= Joseph ben Mordechai Gershon =

Polish rabbi (1510–1591)

Joseph ben Mordechai Gershon HaKohen Ka"tz (1510 in Kraków – 1591) was a kohen, a rabbi and Talmudist, who began his studies in the Talmud at an early age, and became the dean (rosh yeshivah) at a yeshiva founded for him by his father-in-law. His views on religious questions were widely sought, while Solomon Luria was one of his correspondents.

Joseph was the author of "She'erit Yosef" (Kraków, 1590), containing responsa and discussions on various rabbinical subjects, as well as a commentary on the "Mordechai" tractates Nezikin, Berakot, and Mo'ed. In the preface the author states that he published this work at the request of his sons, Tanhuma and Aaron Moses, who were members of the Jewish community of Kraków. He also corrected the manuscript from which was printed the "Aggudah" of Alexandri HaKohain of Frankfurt.

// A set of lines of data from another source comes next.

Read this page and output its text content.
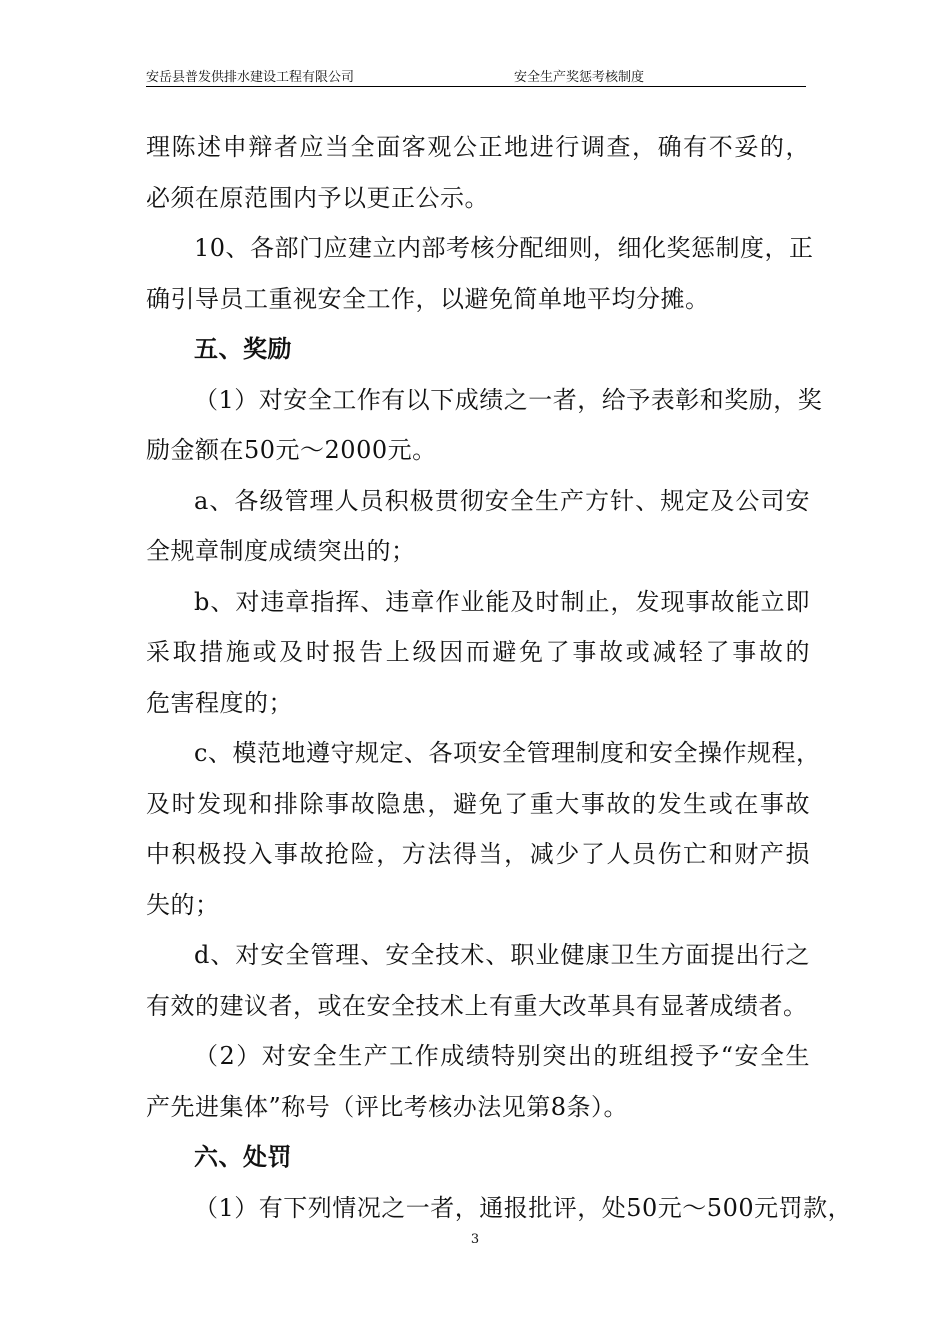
安岳县普发供排水建设工程有限公司	安全生产奖惩考核制度
理陈述申辩者应当全面客观公正地进行调查，确有不妥的，
必须在原范围内予以更正公示。
10、各部门应建立内部考核分配细则，细化奖惩制度，正
确引导员工重视安全工作，以避免简单地平均分摊。
五、奖励
（1）对安全工作有以下成绩之一者，给予表彰和奖励，奖
励金额在50元～2000元。
a、各级管理人员积极贯彻安全生产方针、规定及公司安
全规章制度成绩突出的；
b、对违章指挥、违章作业能及时制止，发现事故能立即
采取措施或及时报告上级因而避免了事故或减轻了事故的
危害程度的；
c、模范地遵守规定、各项安全管理制度和安全操作规程，
及时发现和排除事故隐患，避免了重大事故的发生或在事故
中积极投入事故抢险，方法得当，减少了人员伤亡和财产损
失的；
d、对安全管理、安全技术、职业健康卫生方面提出行之
有效的建议者，或在安全技术上有重大改革具有显著成绩者。
（2）对安全生产工作成绩特别突出的班组授予“安全生
产先进集体”称号（评比考核办法见第8条）。
六、处罚
（1）有下列情况之一者，通报批评，处50元～500元罚款，
3
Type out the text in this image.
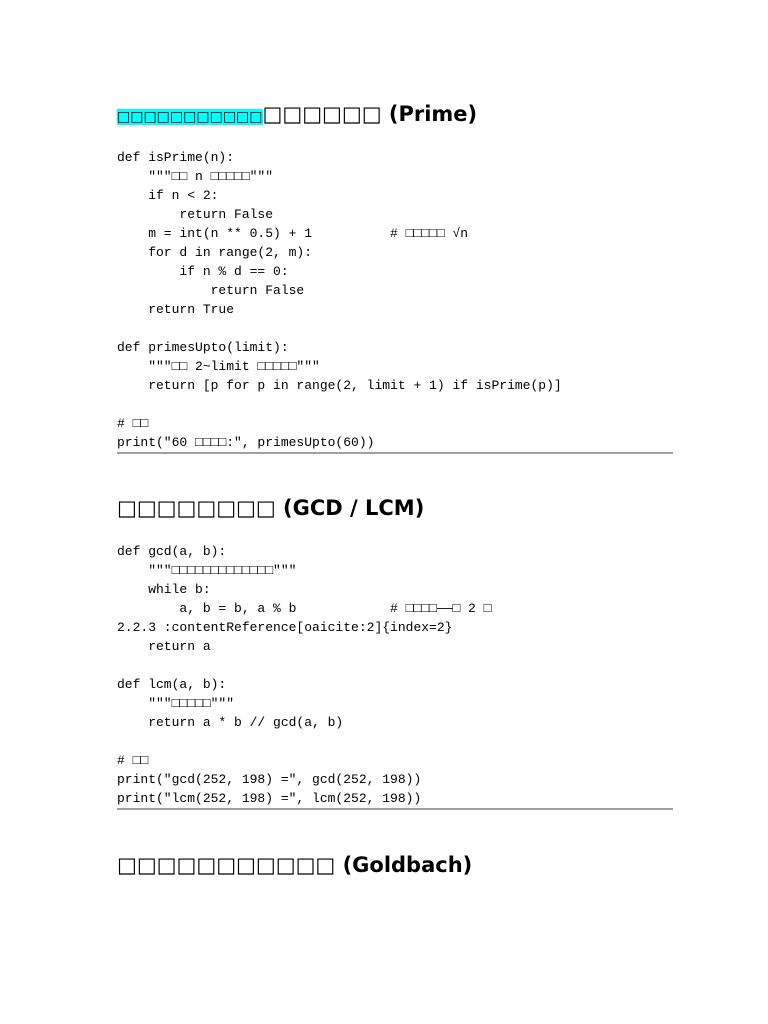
□□□□□□□□□□□□□□□□□ (Prime)
def isPrime(n):
"""□□ n □□□□□"""
if n < 2:
return False
m = int(n ** 0.5) + 1          # □□□□□ √n
for d in range(2, m):
if n % d == 0:
return False
return True

def primesUpto(limit):
"""□□ 2~limit □□□□□"""
return [p for p in range(2, limit + 1) if isPrime(p)]

# □□
print("60 □□□□:", primesUpto(60))
□□□□□□□□ (GCD / LCM)
def gcd(a, b):
"""□□□□□□□□□□□□□"""
while b:
a, b = b, a % b            # □□□□——□ 2 □
2.2.3 :contentReference[oaicite:2]{index=2}
return a

def lcm(a, b):
"""□□□□□"""
return a * b // gcd(a, b)

# □□
print("gcd(252, 198) =", gcd(252, 198))
print("lcm(252, 198) =", lcm(252, 198))
□□□□□□□□□□□ (Goldbach)
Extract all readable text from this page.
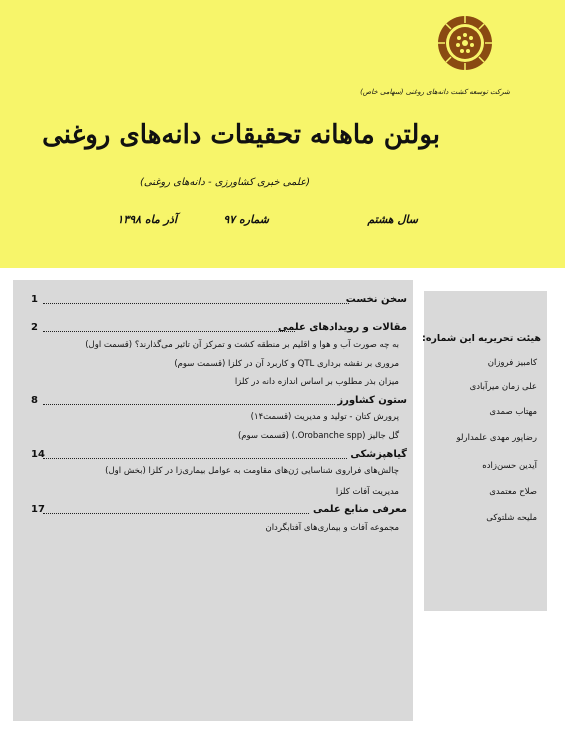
شرکت توسعه کشت دانه‌های روغنی (سهامی خاص)
بولتن ماهانه تحقیقات دانه‌های روغنی
(علمی خبری کشاورزی - دانه‌های روغنی)
سال هشتم
شماره ۹۷
آذر ماه ۱۳۹۸
سخن نخست
1
مقالات و رویدادهای علمی
2
به چه صورت آب و هوا و اقلیم بر منطقه کشت و تمرکز آن تاثیر می‌گذارند؟ (قسمت اول)
مروری بر نقشه برداری QTL و کاربرد آن در کلزا (قسمت سوم)
میزان بذر مطلوب بر اساس اندازه دانه در کلزا
ستون کشاورز
8
پرورش کتان - تولید و مدیریت (قسمت۱۴)
گل جالیز (Orobanche spp.) (قسمت سوم)
گیاهپزشکی
14
چالش‌های فراروی شناسایی ژن‌های مقاومت به عوامل بیماری‌زا در کلزا (بخش اول)
مدیریت آفات کلزا
معرفی منابع علمی
17
مجموعه آفات و بیماری‌های آفتابگردان
هیئت تحریریه این شماره:
کامبیز فروزان
علی زمان میرآبادی
مهتاب صمدی
رضاپور مهدی علمدارلو
آیدین حسن‌زاده
صلاح معتمدی
ملیحه شلتوکی
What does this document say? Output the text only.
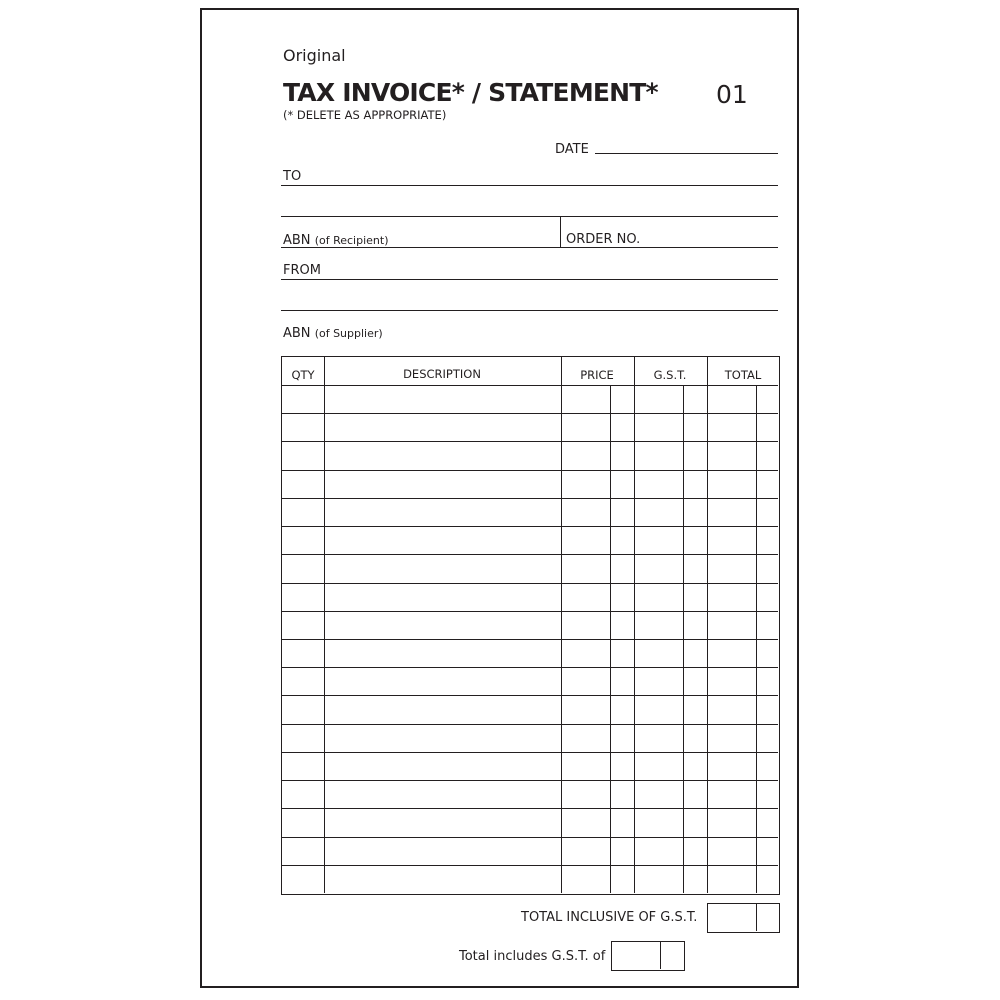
Original
TAX INVOICE* / STATEMENT* 01
(* DELETE AS APPROPRIATE)
DATE
TO
ABN (of Recipient)	ORDER NO.
FROM
ABN (of Supplier)
QTY	DESCRIPTION	PRICE	G.S.T.	TOTAL
TOTAL INCLUSIVE OF G.S.T.
Total includes G.S.T. of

Joseph is an ancestor of Miriam Wulff, wife of Daniel Itzig (1723-1799), Court Jew of Frederick the Great.

==Jewish Encyclopedia bibliography==
- She'rith Yosef
- I. M. Zunz, 'Ir ha-zedek, p. 23, Lemberg, 1874;
- Rabinowitz, Ha'arot we-Tikunim, p. 6, Lyck, 1875;
- Dembitzer, Kelilat Yoft, p. 4b, Kraków, 1888;
- B. Friedberg, Gesch. der Hebräischen Typographie in Krakau, p. 8, ib. 1900.S.